VULNERANT OMNES, ULTIMA NECAT
Algo pirroniano, sin duda estoico, a la postre epicúreo es el buen amigo que me recordaba hace poco un adagio que campa bajo el reloj de algunos campanarios medievales.
Así es, todas las horas hieren, desgastan la vida, dejan sentir sus punzadas (vulnerant omnes), como agujas de reloj que se nos clavan, cuando el carillón canta cada una de las veinticuatro horas del día y nos recuerda que ha de llegar la postrera (ultima necat): “todas hieren, la última mata”.
Deben de ser las cosas del otoño, la estación de lo transitorio, de la fugacidad y de la melancolía, lo que nos hace proclives a tales pensamientos.
Sobre este asunto de la melancolía escribía Robert Burton, en Oxford, allá por los inicios del siglo XVII:
No hay ser viviente que esté al abrigo de esta predisposición a la melancolía, nadie tan estoico, tan sabio, tan generoso, tan piadoso y religioso que pueda defenderse de ella; nadie tan perfectamente equilibrado que en uno otro momento no se resienta más o menos de sus punzantes efectos. La melancolía, así entendida, es propia del mortal
(Anatomía de la melancolía, parte I, section 1, miembro 1, subdivisión 5, sobre “La predisposición a la melancolía, así llamada erróneamente, y las ambigüedades del término”, la traducción es mía a partir de la versión francesa en Folio, Gallimard 2005, magnificamente presentada y anotada por Gisèle Venet)

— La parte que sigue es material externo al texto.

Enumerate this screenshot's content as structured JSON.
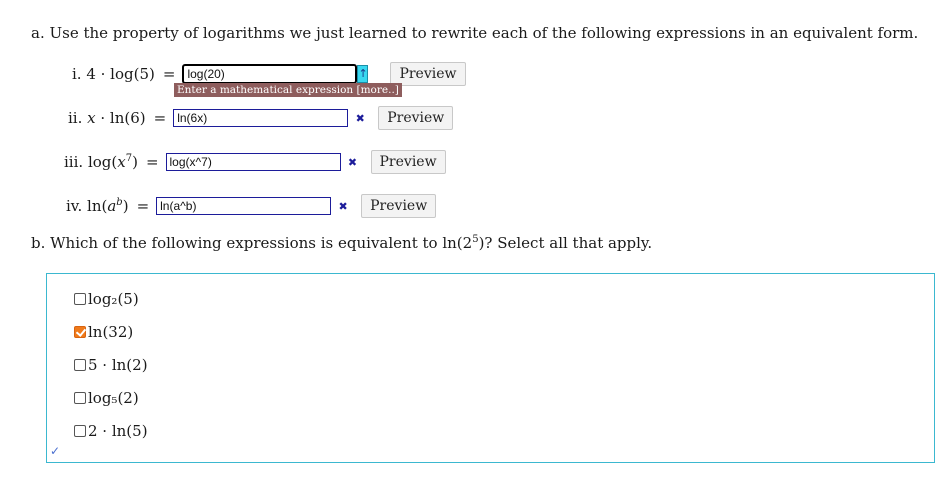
{
  "part_a": {
    "prompt": "a. Use the property of logarithms we just learned to rewrite each of the following expressions in an equivalent form.",
    "rows": [
      {
        "label": "i. 4 · log(5)",
        "equals": "=",
        "value": "log(20)",
        "preview_label": "Preview",
        "status": "active"
      },
      {
        "label": "ii.",
        "equals": "=",
        "value": "ln(6x)",
        "preview_label": "Preview",
        "status": "incorrect"
      },
      {
        "label": "iii.",
        "equals": "=",
        "value": "log(x^7)",
        "preview_label": "Preview",
        "status": "incorrect"
      },
      {
        "label": "iv.",
        "equals": "=",
        "value": "ln(a^b)",
        "preview_label": "Preview",
        "status": "incorrect"
      }
    ],
    "tooltip": "Enter a mathematical expression [more..]",
    "arrow_glyph": "↑",
    "incorrect_glyph": "✖"
  },
  "part_b": {
    "prompt_prefix": "b. Which of the following expressions is equivalent to",
    "prompt_suffix": "? Select all that apply.",
    "options": [
      {
        "text": "log₂(5)",
        "checked": false
      },
      {
        "text": "ln(32)",
        "checked": true
      },
      {
        "text": "5 · ln(2)",
        "checked": false
      },
      {
        "text": "log₅(2)",
        "checked": false
      },
      {
        "text": "2 · ln(5)",
        "checked": false
      }
    ],
    "checkmark_glyph": "✓"
  },
  "colors": {
    "accent_cyan": "#38d8f0",
    "box_border": "#3bb8d0",
    "checked_orange": "#f07a1a",
    "tooltip_bg": "#8e5d5d",
    "incorrect_blue": "#1c1c9a"
  }
}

En los versos de apertura de su obra, el teólogo y medico inglés decía en sus estribillos que nada hay tan dulce, triste, amargo, maldito, áspero ni divino como la melancolía.
Inmunes
Sin embargo, hay ciertos seres con los que nos cruzamos a diario, colocados en parques y plazas con ánimo de permanencia, para quienes las campanas no dan las horas y en quienes la melancolía no hace mella.
Por ello, al hilo de este otoño que se nos va escurriendo entre los dedos y como reconocimiento a la impávida presencia de esos parapetos que el arte opone a la melancolía, escribo unas estrofas y comparto las imágenes que las inspiran.
La joven y la flor
Aquellas tardes de gloria,
aquellos oros,
a nuestros pies,
del cielo ya caídos,
tejen un manto
de millones de obleas,
efímeros vestigios
del ciclo de la vida.
Crepúsculos fabulosos,
de su fulgor depuestos,
trenzan una guirnalda
a la inmortal doncella,
que, absorta en una flor,
ignora el otoño de cobre
y el humus infinito
que renueva la tierra.
Ataraxia
En otro barrio, en otra plaza de Gotemburgo, bien nombrada la Viloplatsen (la plaza del descanso), encuentro a otro impasible
Me pregunto adónde iría, antes de quedarse aquí para siempre
El peregrino extasiado
Se detuvo un verano
bañado de sudor
a disfrutar la umbría.
Quizás se acuclillase
a observar un insecto
sobre la hierba fresca.
Para sentir la brisa
se debió despojar
de su sucia camisa.
La hora era propicia
y el cansancio invitaba
a quedarse desnudo.
Como ya anochecía
se recostó en el prado
y se estiró a placer.
Después no se ha movido,
las estaciones pasan
y él escruta el cielo.
Malicia
En otro rincón de sombras, una venus calipigia no se sabe si se desviste o se viste, si se cubre o descubre, espiada por los gnomos, los ávidos trolls de las florestas escandinavas.
Sea como sea, la mirada de esta ninfa de los bosques nos invita a que, al menos por un rato, nos dejemos de melancolías.